Most of these issues were related to chronic conditions such as Diabetes Mellitus, Cardiovascular Disease, Obesity and were identified as problems in many past community health needs assessments. We developed 5 strategic objectives to address these issues by expanding access to care, building a health information exchange, developing a unique methodology to conduct community health needs assessments and creating a care management team to assist individuals who were high utilizers of emergency department and hospital in-patient services for medical conditions that were better addressed in a primary care setting.
As part of our Community Health Improvement Plan we worked with a small group of 15 patients in a high-rise housing complex within the city as a pilot to address several challenges highlighted in our 2013 community health needs assessment. This group of 15 patients formed a team because they were interested in improving their health and working with other residents in the complex who wanted to improve their health. Most of the patients were obese, with high blood pressure and diabetes, with very low levels of health literacy.
We met with the team weekly and developed a comprehensive health literacy training guide, with pre and post tests and focused on how to make healthy choices and other small behavioral changes. We also held healthy cooking demonstrations. At the end of each weekly session we would take blood pressure measurements, weights and Body Mass Indexes for the 15 participants. Over the extent of the program all program participants improved their weight, and blood pressure and learned how to prepare healthy food. Several of the participants worked with others within the high-rise complex to improve their health and became public speakers and advocates for health improvement and expanding Medicaid.
The program was professionally and personally satisfying and generated several key findings. The most important learning was that the model worked and the program was a mini success!
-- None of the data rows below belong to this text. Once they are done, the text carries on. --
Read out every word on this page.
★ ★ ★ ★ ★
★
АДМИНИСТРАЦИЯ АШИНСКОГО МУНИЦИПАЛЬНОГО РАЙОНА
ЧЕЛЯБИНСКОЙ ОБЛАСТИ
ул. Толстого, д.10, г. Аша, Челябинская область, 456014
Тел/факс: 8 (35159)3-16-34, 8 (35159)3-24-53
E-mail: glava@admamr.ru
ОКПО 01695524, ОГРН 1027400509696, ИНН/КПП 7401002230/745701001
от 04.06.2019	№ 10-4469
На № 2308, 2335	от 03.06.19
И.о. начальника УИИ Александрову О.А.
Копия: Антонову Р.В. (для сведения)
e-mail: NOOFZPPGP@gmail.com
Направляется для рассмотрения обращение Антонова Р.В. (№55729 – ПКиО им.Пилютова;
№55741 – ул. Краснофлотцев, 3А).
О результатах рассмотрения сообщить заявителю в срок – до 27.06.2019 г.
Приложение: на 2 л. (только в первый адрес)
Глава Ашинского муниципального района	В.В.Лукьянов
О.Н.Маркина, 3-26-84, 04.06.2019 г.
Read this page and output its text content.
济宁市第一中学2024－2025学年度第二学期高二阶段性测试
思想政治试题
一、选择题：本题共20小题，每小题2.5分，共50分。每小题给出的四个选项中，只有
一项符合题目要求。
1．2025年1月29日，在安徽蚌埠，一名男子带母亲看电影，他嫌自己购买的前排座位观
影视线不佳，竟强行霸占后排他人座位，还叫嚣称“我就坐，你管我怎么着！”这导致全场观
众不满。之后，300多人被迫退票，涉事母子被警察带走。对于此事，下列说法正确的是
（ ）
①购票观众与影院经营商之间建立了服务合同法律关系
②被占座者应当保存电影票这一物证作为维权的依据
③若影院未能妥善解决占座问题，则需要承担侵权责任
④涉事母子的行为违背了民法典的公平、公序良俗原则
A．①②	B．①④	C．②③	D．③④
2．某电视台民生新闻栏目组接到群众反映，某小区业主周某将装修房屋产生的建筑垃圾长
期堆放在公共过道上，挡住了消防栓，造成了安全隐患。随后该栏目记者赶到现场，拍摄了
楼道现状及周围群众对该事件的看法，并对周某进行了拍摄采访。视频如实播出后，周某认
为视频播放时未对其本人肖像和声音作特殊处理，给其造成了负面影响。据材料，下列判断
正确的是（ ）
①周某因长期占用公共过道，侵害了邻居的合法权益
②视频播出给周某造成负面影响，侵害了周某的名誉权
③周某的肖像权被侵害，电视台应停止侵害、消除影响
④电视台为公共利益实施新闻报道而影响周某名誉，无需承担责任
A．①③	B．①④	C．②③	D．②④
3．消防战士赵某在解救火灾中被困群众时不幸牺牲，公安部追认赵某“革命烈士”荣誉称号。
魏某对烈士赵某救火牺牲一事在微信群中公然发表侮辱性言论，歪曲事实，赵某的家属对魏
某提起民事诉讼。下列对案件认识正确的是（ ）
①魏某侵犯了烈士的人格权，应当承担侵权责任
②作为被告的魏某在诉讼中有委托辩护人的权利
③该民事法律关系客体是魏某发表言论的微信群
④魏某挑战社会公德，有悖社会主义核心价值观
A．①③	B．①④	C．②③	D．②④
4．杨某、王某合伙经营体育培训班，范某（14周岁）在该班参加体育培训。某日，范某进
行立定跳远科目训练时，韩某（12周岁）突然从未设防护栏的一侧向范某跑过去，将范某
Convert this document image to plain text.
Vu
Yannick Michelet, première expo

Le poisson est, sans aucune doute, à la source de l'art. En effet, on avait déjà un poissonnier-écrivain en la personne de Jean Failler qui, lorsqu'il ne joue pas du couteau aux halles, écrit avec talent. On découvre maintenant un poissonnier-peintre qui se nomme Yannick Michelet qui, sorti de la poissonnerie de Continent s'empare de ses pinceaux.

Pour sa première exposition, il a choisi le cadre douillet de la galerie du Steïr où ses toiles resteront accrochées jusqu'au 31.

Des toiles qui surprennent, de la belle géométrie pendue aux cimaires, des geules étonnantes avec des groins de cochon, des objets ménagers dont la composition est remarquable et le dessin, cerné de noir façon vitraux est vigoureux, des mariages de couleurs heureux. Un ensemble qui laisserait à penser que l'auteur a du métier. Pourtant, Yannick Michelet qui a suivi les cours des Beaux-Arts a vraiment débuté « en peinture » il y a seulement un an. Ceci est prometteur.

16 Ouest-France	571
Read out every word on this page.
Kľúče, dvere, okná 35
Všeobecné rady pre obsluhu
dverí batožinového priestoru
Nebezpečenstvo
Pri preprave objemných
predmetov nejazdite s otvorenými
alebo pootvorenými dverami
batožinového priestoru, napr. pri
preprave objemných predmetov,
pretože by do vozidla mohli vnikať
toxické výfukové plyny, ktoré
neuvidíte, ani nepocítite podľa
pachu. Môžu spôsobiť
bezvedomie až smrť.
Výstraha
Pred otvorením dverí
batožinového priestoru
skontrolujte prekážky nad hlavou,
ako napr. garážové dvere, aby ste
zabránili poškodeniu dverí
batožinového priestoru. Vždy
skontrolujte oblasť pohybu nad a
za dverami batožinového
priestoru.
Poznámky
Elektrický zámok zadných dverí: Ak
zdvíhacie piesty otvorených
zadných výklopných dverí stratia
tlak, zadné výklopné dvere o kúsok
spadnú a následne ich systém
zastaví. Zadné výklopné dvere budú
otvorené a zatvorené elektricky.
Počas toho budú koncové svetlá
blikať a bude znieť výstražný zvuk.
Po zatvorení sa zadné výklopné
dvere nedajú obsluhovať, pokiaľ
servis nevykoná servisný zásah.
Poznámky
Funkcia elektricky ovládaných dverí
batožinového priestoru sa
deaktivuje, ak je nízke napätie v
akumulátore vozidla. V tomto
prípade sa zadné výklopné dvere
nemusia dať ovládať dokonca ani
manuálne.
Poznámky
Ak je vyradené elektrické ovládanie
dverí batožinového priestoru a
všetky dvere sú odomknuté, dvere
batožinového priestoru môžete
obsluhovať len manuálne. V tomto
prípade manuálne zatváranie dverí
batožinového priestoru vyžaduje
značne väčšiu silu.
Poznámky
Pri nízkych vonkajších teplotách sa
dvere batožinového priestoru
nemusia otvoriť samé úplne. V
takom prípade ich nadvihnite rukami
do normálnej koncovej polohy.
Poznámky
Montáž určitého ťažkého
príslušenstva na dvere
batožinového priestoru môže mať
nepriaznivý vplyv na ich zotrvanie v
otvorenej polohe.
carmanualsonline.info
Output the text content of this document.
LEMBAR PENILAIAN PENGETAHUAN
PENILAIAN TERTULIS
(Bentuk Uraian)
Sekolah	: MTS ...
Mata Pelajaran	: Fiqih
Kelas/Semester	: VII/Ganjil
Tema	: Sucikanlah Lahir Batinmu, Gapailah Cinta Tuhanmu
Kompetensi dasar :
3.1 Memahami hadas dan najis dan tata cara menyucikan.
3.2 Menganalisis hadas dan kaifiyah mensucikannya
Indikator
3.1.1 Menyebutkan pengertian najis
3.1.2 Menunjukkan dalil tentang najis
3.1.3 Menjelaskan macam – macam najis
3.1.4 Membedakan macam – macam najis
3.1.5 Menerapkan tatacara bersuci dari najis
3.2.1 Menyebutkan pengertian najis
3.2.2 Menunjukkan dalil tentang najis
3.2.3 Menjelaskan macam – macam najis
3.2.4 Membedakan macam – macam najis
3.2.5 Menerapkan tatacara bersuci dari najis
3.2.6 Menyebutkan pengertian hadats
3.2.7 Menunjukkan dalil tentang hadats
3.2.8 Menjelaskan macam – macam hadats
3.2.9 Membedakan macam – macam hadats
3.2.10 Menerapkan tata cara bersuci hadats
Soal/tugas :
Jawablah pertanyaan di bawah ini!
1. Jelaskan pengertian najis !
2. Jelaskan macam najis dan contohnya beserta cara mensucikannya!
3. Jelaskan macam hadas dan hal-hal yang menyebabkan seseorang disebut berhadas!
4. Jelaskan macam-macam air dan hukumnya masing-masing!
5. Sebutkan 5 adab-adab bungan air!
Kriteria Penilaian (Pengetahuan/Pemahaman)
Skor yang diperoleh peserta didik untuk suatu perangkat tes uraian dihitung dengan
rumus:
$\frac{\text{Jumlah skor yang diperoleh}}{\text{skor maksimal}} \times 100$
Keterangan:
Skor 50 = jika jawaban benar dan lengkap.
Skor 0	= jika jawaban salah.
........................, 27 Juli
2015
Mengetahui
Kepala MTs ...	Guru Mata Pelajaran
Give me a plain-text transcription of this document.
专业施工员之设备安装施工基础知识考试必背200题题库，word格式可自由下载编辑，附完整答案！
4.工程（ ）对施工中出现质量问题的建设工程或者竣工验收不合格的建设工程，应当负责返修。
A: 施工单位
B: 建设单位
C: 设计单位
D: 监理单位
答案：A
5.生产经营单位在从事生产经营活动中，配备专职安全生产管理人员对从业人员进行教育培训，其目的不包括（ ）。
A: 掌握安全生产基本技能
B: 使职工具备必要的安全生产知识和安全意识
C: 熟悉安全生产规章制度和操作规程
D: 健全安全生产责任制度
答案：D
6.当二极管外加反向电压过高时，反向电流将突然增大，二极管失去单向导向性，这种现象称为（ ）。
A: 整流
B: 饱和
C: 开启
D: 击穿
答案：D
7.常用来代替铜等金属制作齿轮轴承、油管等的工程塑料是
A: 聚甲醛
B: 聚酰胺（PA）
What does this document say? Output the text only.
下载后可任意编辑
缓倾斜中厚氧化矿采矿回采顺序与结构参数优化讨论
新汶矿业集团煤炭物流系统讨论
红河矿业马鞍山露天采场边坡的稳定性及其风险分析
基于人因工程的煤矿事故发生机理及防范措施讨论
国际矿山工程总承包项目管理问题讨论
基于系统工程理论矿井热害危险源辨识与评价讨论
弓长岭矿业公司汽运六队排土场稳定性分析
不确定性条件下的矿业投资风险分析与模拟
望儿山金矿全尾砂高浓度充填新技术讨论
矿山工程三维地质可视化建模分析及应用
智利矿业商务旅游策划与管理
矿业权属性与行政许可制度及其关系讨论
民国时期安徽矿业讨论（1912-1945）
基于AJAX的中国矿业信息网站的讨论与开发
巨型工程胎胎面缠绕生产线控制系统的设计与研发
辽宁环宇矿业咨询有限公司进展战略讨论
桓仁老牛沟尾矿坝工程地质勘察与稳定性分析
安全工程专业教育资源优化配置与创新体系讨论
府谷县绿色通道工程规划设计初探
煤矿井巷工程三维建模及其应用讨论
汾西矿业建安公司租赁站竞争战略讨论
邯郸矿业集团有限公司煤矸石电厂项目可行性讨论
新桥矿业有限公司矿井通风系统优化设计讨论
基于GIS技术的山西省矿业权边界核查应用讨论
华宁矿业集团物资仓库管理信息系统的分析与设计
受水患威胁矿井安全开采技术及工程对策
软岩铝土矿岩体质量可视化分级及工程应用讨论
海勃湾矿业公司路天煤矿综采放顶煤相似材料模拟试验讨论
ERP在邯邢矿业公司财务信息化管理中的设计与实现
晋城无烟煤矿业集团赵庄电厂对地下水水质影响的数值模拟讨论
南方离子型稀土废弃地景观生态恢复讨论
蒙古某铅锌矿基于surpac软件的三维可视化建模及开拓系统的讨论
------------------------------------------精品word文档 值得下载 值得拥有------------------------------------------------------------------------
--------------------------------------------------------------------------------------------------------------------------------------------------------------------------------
We were able to see the value of small group learning and that it can really deliver improved health outcomes and empower individuals to become health advocates and change agents.
There were several critical success factors that led to the success of this program. We partnered with the housing complex leadership and a community organizer who was already working there to achieve buy-in. We were able to build trust by meeting with the participants weekly and they could even call our nurse practitioner if they had concerns between the weekly sessions. Over the course of the program we really got to know each of the participants and saw them as concerned, compassionate and talented people, contrary to commonly held stereotypes regarding people who live in certain areas of the community. Appreciating them as people and realizing that many were hungry for change and giving them the tools to make changes created a paradigm shift for them as well as the health care delivery system. Providing them with the opportunity to speak at public forums reinforced their commitment to change and encourage others to do the same.
Initiatives such as this require a sustaining funding model in order to transmit, replicate, and rapidly scale the program. This area of health is ripe for a disruptive innovation model to integrate education, behavior change, support, and sense of community that is financially self-sustaining and scalable.